Wednesday, 27 May 2026

Apple

 


grew to the exact weight and balance to fall

   turned on its axis in the wind sufficient to fall

   here where it rests in a thankyou bowl like a still life

 

cool as to touch and that way for weeks of time

   colours over every curve soft to disappear

   an invitation to bite and bright till they’re gone

 

once bitten twice why not the scent of airy wood

   is it or watery flesh or bitter or sweet it is

   to the last mouthful the scent of our world

 

the crunch the head inside hears the chop chomp

   intimations of mortality inimitable

   serendipitous bitesize gulps  

 

tasting belonging to be and the longing to be

   going on forever a taste of this airy world

   fresh acidic sunny tart champagne

 

 

 

Tuesday, 26 May 2026

Grapes



called red but regularly polished black or dried blood

   they bubble a languorous still life

   freak storms could have drowned to oblivion last summer

 

yet tousled searching for the best ones they lob and huddle

   bobbled they are plastic fluid to the fingertips

   gripping to stems and tugged loose with a bend

 

dewy mornings suffuse their surfaces

   the faintest hint of young wine comes and goes

   that could have been their surfeit in a vat

 

instead of such fate they burst readily in the mouth

   turning their fair share of moisture to the good

   and sweetness textbook adjectives strive to match

 

their skins mingle in the multitudinous juice

   drawing up sediment oddments and pips lips spit out

    into the fond recycle of air and earth 

 

 

Thursday, 30 April 2026

Microcredentials

 April 30 Word of the Day: Microcredentials

 

Remembering to turn the calendar at the end of the month is a subject no one learnt at school. A pinch and a punch for the first of the month was, at some stage, included in the one-hour microcredential course on offer, free of charge, on the domestic front.
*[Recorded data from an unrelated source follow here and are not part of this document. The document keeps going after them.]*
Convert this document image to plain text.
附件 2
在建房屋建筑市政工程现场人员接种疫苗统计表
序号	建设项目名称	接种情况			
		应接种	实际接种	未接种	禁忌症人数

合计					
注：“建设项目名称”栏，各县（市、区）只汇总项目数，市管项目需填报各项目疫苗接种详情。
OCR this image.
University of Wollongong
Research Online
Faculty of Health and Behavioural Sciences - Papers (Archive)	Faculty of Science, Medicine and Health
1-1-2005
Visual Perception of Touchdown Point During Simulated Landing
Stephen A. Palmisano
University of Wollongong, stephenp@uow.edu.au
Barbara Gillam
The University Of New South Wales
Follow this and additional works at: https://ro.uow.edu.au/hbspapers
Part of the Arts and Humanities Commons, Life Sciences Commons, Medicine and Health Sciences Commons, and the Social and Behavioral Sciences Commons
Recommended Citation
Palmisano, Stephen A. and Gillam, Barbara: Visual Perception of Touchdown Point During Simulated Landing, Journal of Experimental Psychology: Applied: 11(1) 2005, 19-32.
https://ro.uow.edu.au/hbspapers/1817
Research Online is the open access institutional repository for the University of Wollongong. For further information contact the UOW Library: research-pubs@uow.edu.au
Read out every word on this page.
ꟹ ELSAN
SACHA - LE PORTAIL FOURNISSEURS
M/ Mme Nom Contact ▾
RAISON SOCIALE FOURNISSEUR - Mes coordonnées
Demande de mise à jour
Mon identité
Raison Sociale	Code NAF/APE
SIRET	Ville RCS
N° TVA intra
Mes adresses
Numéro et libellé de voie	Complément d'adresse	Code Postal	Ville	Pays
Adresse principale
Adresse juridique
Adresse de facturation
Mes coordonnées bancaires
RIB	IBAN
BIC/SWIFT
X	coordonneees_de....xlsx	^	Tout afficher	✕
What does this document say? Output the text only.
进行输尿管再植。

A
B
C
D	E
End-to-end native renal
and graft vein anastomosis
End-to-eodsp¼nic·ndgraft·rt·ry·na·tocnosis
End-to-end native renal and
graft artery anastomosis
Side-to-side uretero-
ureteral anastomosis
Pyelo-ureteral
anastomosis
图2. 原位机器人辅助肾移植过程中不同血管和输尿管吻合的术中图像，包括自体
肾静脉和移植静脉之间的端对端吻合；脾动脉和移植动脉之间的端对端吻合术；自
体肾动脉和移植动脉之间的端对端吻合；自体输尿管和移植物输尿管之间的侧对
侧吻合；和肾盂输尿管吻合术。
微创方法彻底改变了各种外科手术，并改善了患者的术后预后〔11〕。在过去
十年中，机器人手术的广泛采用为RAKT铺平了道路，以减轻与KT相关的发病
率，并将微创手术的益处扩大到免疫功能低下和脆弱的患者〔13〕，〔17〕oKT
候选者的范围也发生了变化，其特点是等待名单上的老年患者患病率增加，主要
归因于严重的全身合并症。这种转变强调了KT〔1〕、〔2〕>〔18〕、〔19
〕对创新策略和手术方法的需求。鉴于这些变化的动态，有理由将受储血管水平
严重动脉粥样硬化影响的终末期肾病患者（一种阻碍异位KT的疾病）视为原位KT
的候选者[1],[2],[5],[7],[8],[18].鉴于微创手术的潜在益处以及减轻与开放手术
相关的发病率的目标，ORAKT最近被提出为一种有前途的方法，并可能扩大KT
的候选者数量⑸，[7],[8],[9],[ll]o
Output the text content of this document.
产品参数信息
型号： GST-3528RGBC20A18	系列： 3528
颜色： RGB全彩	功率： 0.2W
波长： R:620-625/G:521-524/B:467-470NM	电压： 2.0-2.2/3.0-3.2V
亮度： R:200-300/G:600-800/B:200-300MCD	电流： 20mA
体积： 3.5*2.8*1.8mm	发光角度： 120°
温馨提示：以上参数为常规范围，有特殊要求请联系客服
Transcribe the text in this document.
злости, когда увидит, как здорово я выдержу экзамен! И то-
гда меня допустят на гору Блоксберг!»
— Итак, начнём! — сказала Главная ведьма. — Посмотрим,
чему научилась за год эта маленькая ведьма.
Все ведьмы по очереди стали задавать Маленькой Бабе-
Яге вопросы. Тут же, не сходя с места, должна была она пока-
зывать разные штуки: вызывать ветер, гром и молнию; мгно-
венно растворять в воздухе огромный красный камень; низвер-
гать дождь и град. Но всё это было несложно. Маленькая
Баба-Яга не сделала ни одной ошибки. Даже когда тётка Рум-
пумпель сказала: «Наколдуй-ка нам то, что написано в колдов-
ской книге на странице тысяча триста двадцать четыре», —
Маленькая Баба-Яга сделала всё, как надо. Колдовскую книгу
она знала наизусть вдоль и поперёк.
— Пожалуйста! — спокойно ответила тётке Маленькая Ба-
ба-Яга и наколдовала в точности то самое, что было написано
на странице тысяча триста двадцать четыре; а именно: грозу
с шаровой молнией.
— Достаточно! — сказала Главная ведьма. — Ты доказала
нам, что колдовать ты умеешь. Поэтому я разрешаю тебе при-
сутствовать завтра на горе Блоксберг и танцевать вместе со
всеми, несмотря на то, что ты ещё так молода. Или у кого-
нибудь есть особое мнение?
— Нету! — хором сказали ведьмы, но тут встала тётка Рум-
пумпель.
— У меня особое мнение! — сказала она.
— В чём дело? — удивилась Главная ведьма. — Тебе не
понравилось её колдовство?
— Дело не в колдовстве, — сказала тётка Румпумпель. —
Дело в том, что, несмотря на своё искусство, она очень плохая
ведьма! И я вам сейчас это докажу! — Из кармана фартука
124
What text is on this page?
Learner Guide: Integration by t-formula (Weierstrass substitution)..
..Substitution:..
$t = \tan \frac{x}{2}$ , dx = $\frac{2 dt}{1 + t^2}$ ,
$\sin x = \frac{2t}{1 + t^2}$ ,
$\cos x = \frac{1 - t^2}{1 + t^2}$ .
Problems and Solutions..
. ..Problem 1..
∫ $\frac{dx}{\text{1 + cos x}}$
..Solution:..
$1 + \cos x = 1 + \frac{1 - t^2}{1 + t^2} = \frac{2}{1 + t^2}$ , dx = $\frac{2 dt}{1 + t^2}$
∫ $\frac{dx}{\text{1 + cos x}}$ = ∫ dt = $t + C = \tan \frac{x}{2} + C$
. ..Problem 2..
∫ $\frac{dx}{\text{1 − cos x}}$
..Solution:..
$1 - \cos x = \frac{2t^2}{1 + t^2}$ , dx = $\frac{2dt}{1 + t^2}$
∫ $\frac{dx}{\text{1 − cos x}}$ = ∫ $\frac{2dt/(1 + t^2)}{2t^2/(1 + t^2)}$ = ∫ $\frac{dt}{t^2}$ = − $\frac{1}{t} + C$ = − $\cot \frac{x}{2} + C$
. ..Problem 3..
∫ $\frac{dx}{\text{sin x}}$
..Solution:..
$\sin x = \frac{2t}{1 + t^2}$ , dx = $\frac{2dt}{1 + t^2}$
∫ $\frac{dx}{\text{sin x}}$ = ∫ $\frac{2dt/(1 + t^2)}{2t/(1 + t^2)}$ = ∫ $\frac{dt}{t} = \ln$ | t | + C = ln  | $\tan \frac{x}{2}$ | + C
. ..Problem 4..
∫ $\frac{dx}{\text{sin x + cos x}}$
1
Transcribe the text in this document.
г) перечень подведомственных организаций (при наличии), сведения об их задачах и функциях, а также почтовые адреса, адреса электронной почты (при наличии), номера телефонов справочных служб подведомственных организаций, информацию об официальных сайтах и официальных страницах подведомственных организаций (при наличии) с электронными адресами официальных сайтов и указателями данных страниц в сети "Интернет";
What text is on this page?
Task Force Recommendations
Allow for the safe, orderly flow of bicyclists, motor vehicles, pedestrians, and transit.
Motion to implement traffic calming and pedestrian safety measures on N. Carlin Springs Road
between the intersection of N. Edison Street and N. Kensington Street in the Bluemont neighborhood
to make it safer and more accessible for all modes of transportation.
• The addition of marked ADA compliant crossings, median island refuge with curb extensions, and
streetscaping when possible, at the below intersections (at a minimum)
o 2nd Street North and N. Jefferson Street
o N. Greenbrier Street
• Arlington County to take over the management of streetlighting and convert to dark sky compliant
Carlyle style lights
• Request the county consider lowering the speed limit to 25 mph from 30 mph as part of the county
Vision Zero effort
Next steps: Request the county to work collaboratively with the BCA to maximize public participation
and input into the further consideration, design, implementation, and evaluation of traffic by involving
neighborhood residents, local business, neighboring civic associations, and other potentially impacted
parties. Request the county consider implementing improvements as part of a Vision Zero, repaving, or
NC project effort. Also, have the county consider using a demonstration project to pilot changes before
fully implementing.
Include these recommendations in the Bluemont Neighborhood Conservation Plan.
 Later in life, that is to say the following month, it was unfortunate if you caught a cold and missed the class on hyphens, those compounding chemists of grammar busy forcing different elements into new formations. Life is dotted, even dashed sometimes, with the perennial challenge of when a word goes from being a micro-credential, finding its feet so to speak in a joint venture, to microcredential, the fully fledged latest addition to the vocabulary, or if you prefer fully-fledged. There is a lifetime of catch-up (see also, catch up) if you missed the class and find no one (see also, no-one) offers diplomas in hyphens nowadays.

 Accelerated learning is a lifelong practice, if you are alert and open to new experiences. In a single day you may earn degrees for such microcredentials as improved access to tinned goods, opening the jar screwed shut by a robot, or prising the thin plastic supermarket bag at the tear for your selection of peaches – all with no tears!

 Module seems to be the larger or governing term for every kind of microcredential, modules coming into vogue around the time of the first moon landing. An astronaut with microcredentials in moonwalking takes a small step in the belief this is an augury for a giant leap. Though his dependence on modules is too obvious to mention, certainly the astronaut can add small steps to his CV. Golfing on the moon is next level, where just teeing off deserves a microcredential of its own, let alone bunkering out of a crater.

 Some people complain that microcredentials has too many syllables, why not just extras, or skills, or add ons, or add-ons? Resistance to the idea of a Diploma in Details or Certificate in Specifics is observable, while others are too busy organising microcredential reading lists and one-hour interfaces to be concerned with semantics, let alone if microcredentials is a product of our time, or in fact something people do every day without any personal recognition whatsoever, and have done since BC.